Myth 3. SPF is the amount of protection. SPF sometimes confuses buyers. Some believe that this is the designation of the amount of protection in the facility. If you talk like that, it turns out that the cream with SPF 15 protects two times weaker than with SPF 30. It is not. In fact, this designation shows how much UVB radiation the skin can withstand before it burns, compared to the lack of a cream. For example, if you use sunscreen with SPF 15, then the skin will burn 15 times longer than without cream. SPF 15 is considered to reflect 93% of UVB rays, SPF 30 – 97%, and SPF 50 – 98%. But It is worth noting that the intensity of the sun is not always the same, therefore, these figures may vary.
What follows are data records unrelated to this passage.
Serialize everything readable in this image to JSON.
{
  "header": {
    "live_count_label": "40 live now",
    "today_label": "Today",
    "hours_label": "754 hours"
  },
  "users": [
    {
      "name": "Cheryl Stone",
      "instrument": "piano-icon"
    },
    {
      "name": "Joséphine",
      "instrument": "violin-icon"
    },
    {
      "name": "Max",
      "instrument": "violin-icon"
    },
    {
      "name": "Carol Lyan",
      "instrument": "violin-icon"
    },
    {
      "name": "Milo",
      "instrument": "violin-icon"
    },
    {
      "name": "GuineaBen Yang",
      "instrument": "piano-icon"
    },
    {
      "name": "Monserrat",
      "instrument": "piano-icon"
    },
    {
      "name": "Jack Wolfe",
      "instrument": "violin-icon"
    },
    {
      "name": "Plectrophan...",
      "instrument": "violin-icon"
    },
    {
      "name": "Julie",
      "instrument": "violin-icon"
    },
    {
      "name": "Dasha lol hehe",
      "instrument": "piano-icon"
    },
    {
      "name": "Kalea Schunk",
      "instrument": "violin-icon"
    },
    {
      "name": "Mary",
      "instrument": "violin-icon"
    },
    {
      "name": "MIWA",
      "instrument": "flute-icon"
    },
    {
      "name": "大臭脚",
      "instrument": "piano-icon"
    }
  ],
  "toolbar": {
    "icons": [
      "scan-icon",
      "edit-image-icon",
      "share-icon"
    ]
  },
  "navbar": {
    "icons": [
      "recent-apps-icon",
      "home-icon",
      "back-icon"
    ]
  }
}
Myth 4. One layer is enough Despite the fact that moisturizers and sunscreens are similar in name, these are two different products. In order to achieve the protection indicated on the package, it is necessary to apply several layers on the skin. This is usually about two to four times the size of regular cream. In addition, exposure to the sun makes our skin dry. Therefore, moisturizing ingredients are a nice bonus for sunscreen. Lumene Nordic Hydra [Lähde] is produced with the addition of organic birch sap that moisturizes and nourishes the skin thanks to amino acids, minerals and vitamins. It is also based on Arctic spring water, the pH level of which is close to the pH level of the skin. In addition, this fluid is made with the addition of an oxygenation complex. This technology helps to deliver oxygen to the skin and make it fresh and smooth. If you spend time on the street, in order not to burn, you need to apply a sunscreen every two to three hours. And if you swim in the pool or the sea, then more often, because the lotion layers are washed away. If you spend all day in the office, you should apply the cream in the morning and renew the layer in the evening.